La troisième histoire est la plus nulle de toute. On revenais plus haut sur les progrès du statut de la femme au cours des dernières années, notamment celui de pouvoir disposer de son corps et être maîtresse de sa propre sexualité. Le diktat de la préservation de l"'hymen", l'abstinence jusqu'au mariage sont des valeurs qui ne font plus office maintenant en occident, elles ne peuvent constituer une annulation du contrat de mariage par exemple. L'homme, disposé et autrefois même encouragé à pratiquer avant le mariage dans les hautes familles, en toute impunité, se voit talonner par le femme (qui peut même se faire recoudre lorsqu'elle tombe sur des arriérés). Et ça, c'est tout simplement insupportable pour Rohff : une femme libre avec une sexualité épanouie semble répondre en fat au nom de "pute". J'avais zappé l'effrayant jeux de mot (parce qu'il est nul) Puntacarna, la pute t'as car-na. Décidément Rohff a un problème avec les femmes : elles n'ont absolument pas le droit de se jouer de leur mari, tout est blanc ou noir : parfaite déesse ou réelle salope. Le constat est donc qu'après s'être marié, la femme s'empare de toutes les richesse de l'homme qu'elle dépouille. Morale de l'histoire n°3 : Si elle n'est pas vierge avant le mariage, et qu'elle te ment la dessus, ce n'est pas par peur, non, c'est qu'elle veut vider ton compte en banque.

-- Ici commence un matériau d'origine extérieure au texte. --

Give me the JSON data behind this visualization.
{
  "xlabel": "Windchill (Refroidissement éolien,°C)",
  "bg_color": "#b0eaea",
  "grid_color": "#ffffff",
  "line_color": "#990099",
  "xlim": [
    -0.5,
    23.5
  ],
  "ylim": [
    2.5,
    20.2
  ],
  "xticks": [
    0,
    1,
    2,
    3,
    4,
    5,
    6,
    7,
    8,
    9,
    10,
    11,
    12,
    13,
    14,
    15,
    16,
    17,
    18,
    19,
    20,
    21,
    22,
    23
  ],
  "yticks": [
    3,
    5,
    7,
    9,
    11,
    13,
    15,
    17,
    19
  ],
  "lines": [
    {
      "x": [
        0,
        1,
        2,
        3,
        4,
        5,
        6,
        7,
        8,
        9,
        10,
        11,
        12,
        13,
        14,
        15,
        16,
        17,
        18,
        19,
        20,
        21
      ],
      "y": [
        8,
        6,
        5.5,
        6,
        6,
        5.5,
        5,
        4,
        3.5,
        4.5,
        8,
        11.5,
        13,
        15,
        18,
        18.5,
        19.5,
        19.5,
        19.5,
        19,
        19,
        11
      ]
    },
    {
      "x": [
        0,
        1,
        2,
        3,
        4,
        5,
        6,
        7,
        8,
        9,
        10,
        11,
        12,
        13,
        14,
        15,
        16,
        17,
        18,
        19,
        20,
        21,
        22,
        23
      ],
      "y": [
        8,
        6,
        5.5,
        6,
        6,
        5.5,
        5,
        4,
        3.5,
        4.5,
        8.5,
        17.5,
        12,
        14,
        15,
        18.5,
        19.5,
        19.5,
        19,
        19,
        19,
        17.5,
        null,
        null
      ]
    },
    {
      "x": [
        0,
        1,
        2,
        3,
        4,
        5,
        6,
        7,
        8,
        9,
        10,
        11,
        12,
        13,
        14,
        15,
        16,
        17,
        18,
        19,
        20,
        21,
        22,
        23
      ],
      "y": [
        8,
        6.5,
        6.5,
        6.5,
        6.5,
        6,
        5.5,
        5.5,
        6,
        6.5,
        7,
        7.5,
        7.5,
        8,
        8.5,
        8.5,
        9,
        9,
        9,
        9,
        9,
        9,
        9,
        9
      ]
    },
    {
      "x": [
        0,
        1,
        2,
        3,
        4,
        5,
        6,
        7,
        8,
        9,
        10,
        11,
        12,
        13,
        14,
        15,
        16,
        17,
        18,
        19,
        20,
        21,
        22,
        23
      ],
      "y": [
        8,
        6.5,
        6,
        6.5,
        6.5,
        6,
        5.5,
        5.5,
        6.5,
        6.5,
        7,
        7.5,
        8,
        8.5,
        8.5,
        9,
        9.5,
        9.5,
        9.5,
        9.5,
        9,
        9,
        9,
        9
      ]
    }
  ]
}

On l'aura compris, les femmes sont globalement infidèles, vicieuses, égoïstes, manipulatrices et même parfois meurtrières. Très bien Rohff. On fait comme ça. Mais maintenant j'aimerais interroger la notion suivante :
On se rend compte dans Zlatana les femmes ne sont pas passives : elles sont actrices face à des hommes qui sont faible, lâches (profitent de leur prédominance physique) et assez peu malins. Tu reprocherais donc en fait aux forts de profiter des faibles? Non. Tu reproches aux femmes fortes de profiter des hommes faibles. Et pire, dans une société où les violences (harcèlements, viols, coups) sont distribués à 99% par les hommes, tu tentes de le justifier en montrant des femmes diaboliques, qui mériteraient d'aller en enfer? Mieux que ça : ton single se diffuse à une population massive, qui plongée dans cet univers où le culte de la violence et de la domestication de la femme deviennent des éléments banals et nourrissent des préjugés de millier de jeunes. Mais c'est donc toi Zlatana, qui produit des chansons affreuses mal fignolées et fait casquer des jeunes pour se payer des idées en cartons-pâte qui entretiennent le machisme. Je n'ai même pas parlé de l'introduction à ce titre, où, rieur, tu te moques, avec la voix du mec qui se la joue, des différents types de femmes que tu construit toi même. Mais toutes ces filles qui se tartinent de fond de teint, de blush et se fond des bronzage et du monoï à qui veulent-elles bien ressembler? Ah, je crois que je sais. Aux filles que tu présente dans tes clips.